Originally, William V. Schnur's Becker Company started out in the luggage manufacturing business, but the hard times of the ending 1920's and early '30's increasingly turned him to table tennis.

And for a time his daughter too. Gertrude ("Trudie" or "Trude") Schnur, played in the first (1933) American Ping-Pong Association (APPA) National's open to women, and came close to winning it, losing in the semi's, in 5, to the eventual winner Jessie "Jay" Purves.

That Nov., at the Hotel Sherman in Chicago, the first American Zone Tournament was held that would determine who would represent the U.S. at the Dec., '33 Paris World's. The Men's and Women's Singles winners and the Men's Doubles winners would be automatically eligible, but only the Men's Singles winner's way would be paid. (Nineteen-year-old Lower East Side New Yorker Marcus Schussheim triumphed and went to Paris as our lone entry.) The 16-entry Women's was won by Miss Schnur over Alice Curtis who'd beaten the '33 Chicago Northshore titleholder Carol Herr. Madeline Hemingway, sister of famed novelist Ernest Hemingway whose telegram "Go in and win" helped her to become the 1934 Chicago West Suburban Champion, didn't enter.

Trudie was a 16-year-old "honor student at New Trier High School" in Winnetka, Illinois, the same school Billy Condy, also 16 and in a few months the 1934 APPA National Men's Singles runner-up, attended.

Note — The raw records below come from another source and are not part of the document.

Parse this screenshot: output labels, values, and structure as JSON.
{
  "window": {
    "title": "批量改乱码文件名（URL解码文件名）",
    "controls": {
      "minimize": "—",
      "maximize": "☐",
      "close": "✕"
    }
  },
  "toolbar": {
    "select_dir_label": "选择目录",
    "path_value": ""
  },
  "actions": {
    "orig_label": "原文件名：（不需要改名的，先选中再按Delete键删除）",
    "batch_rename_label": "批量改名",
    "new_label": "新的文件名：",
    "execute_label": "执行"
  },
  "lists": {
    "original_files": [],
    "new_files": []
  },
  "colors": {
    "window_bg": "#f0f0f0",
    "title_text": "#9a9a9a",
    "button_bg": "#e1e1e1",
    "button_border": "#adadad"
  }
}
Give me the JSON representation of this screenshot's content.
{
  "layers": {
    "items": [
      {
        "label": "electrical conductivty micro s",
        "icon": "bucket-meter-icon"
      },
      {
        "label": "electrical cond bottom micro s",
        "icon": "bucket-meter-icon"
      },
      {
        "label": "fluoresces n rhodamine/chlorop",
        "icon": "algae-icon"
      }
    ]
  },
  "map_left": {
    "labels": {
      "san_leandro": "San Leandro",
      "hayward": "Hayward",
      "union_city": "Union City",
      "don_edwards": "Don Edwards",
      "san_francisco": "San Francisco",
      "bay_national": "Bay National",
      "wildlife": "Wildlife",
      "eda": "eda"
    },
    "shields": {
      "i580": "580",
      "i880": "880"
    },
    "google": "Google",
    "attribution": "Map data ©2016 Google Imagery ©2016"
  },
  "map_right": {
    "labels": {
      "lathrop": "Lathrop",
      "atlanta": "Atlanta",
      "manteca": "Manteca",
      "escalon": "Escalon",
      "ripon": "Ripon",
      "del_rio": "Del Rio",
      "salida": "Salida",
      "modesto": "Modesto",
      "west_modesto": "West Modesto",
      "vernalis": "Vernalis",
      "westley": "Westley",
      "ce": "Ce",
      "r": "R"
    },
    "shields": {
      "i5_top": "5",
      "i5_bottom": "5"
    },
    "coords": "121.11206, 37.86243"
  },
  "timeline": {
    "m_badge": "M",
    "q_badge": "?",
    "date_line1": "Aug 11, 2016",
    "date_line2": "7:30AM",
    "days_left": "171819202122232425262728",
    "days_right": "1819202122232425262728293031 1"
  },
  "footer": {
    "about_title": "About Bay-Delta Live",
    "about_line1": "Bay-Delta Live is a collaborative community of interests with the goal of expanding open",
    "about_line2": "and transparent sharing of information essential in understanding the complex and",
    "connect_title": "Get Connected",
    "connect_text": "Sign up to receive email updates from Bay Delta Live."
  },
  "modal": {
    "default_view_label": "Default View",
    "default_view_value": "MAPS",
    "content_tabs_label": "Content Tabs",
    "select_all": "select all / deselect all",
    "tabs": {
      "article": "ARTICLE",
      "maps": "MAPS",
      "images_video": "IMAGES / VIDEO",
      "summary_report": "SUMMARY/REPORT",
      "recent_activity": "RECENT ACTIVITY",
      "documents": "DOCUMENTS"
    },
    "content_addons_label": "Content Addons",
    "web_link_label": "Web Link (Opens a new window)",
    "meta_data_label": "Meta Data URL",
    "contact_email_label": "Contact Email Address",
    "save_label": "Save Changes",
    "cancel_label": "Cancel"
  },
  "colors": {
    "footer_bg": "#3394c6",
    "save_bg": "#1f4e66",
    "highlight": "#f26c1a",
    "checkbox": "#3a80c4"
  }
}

Perhaps not coincidentally their successes had been encouraged by New Trier Athletic Director W. L. Childs who'd already installed "twenty tables for the students" and hoped eventually "to have a hundred."

Trudie's win (which she would soon follow with victories in the Illinois State over Mildred Wilkinson and the Western over Virginia Booth) was poetically appropriate, for as USTTA President Carl Zeisberg would later point out, Trudie's father, Will, "went far beyond what a manufacturer would do for the game." He "financed" this first American Zone Tournament, "which really put the infant USTTA on its feet." And yet (perhaps because she was only 16 and would need a chaperone?) he would not finance his daughter's trip (and doubtless the chaperone's) for the once-in-a-lifetime experience of playing in the World Championships?

A year later, from Dec. 28, 1934 through Jan. 24, 1935, U.S. Table Tennis was treated to the famous Coleman Clark "Circus"--featuring the great World Champion Victor Barna and his former World Champion Doubles partner Sandor Glancz. This was a barnstorming Tour of 20 U.S. cities, promoted by "Cokey" Clark. Zeisberg again singled out for praise Will Schnur's generosity. "Declining to participate in any possible profits [from the Tour] he quietly guaranteed to pay any deficit that might result." Fortunately the "Circus" was a great success. And no doubt Clark, who'd pushed for it, and Schnur, who'd been so cooperative, already had the good vibes that would soon allow them to form a business relationship. Clark, after all, had a "name"--he was the 1932 APPA Champion, and a power in Chicago table tennis.

In 1935 the Becker #21 Birch Top table, the Sta-Rite #7 net, and the Sametz Mercury ball, which Becker was the momentary Western representative for, were selected for the Chicago National's. Though thereafter only the 1936 Philadelphia National's used a Becker table--the #1 Hard-Base--the Company's nets were used for all U.S. Opens up through 1940. Also, from the mid-'30s into the last pre-War one in '41 (no Intercities were held from '42 through '45), Becker tables were used for the three Intercities held in Chicago. Later came the Becker Wembley ball.

The Becker manufacturing cause was helped, particularly in the Midwest, when in the mid-'30's Schnur, who lived in the Chicago suburb of Glencoe, hired Clark, the most popular exhibition player of his time, to do promotional work for the company. Cokey would entertain with various partners at such glamorous places as the Coconut Grove in Los Angeles, the Latin Quarter in Boston, the Roosevelt Hotel in New Orleans, and the Last Frontier in Las Vegas.

Becker promoted a Coleman Clark racket for $1.75, and with that you also got Clark's booklet "How to Play Table Tennis." A six-pack of Coleman Clark balls was perhaps an even better seller. As a Becker Topics' ad chart would proclaim, the Clark ball lasted longer than any other without cracking.

Rubber? Perhaps Becker is best known for having brought to the U.S. the famous English Leyland rubber, which was used by every top player in the world. But of course there wouldn't be much rubber for table tennis during the War. By the time World War II ended, and table tennis rubber was again available, Schnur was almost 65 and P. Becker and Company almost History.

But Schnur in his old age was remembered. In 1961, USTTA Executive Secretary Jimmy McClure presented an Honorary Life Membership to him, primarily for his many contributions to the fledgling Association. Will Schnur died Feb. 18, 1966 at the age of 85.